And once you understand this, you also understand why it’s so important to change those priorities.

There’s been a somewhat strange debate among progressives lately, with some arguing that populism and condemnations of inequality are a diversion, that full employment should instead be the top priority. As some leading progressive economists have pointed out, however, full employment is itself a populist issue: weak labor markets are a main reason workers are losing ground, and the excessive power of corporations and the wealthy is a main reason we aren’t doing anything about jobs.

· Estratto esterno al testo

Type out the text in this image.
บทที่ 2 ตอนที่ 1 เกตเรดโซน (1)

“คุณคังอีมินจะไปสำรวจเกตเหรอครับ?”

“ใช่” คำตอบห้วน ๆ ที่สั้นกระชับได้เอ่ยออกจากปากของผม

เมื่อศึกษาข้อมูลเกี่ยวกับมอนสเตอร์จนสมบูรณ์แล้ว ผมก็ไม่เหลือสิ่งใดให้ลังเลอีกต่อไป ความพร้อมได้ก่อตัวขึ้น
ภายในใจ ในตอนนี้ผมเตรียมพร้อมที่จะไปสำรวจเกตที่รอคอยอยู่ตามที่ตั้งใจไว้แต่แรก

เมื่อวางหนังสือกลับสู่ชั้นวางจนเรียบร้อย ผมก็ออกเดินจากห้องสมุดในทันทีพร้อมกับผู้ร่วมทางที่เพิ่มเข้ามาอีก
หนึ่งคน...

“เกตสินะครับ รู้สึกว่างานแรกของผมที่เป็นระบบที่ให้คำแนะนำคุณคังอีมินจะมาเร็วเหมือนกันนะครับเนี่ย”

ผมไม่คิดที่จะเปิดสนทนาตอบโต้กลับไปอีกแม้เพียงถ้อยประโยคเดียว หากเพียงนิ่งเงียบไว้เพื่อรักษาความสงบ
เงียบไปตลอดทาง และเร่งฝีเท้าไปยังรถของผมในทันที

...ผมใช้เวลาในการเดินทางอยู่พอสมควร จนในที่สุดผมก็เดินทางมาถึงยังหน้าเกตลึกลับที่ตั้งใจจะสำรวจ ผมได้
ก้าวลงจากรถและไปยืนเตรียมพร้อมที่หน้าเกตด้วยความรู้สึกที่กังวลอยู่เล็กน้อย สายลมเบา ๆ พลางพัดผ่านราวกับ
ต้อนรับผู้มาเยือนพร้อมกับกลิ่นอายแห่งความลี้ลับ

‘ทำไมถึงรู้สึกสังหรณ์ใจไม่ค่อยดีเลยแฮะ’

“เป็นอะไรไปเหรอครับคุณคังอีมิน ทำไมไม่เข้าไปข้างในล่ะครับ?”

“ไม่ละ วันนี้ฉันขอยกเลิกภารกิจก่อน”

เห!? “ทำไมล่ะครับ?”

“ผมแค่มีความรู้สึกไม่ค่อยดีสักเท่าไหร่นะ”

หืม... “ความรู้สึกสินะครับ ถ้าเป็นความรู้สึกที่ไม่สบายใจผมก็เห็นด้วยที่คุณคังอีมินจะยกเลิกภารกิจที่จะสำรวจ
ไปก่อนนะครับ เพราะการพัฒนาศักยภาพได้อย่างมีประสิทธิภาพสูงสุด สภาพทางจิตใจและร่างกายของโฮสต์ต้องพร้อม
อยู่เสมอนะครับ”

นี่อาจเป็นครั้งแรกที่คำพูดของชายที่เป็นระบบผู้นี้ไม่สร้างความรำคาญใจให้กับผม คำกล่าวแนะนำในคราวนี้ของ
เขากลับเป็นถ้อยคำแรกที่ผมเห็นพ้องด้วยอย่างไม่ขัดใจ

Too many Americans currently live in a climate of economic fear. There are many steps that we can take to end that state of affairs, but the most important is to put jobs back on the agenda.

 

L’economia della paura, di Paul Krugman

New York Times 27 dicembre 2013

 

Più di un milione di disoccupati americani sta per ricevere il più crudele dei “regali” di Natale, si tratta dei tagli ai loro sussidi di disoccupazione. Sapete, i repubblicani insistono che se non avete trovato un lavoro dopo mesi di ricerche, deve dipendere dal fatto che non l’avete cercato con sufficiente impegno.  Avete dunque bisogno di un incentivo straordinario nella forma della disperazione pura e semplice.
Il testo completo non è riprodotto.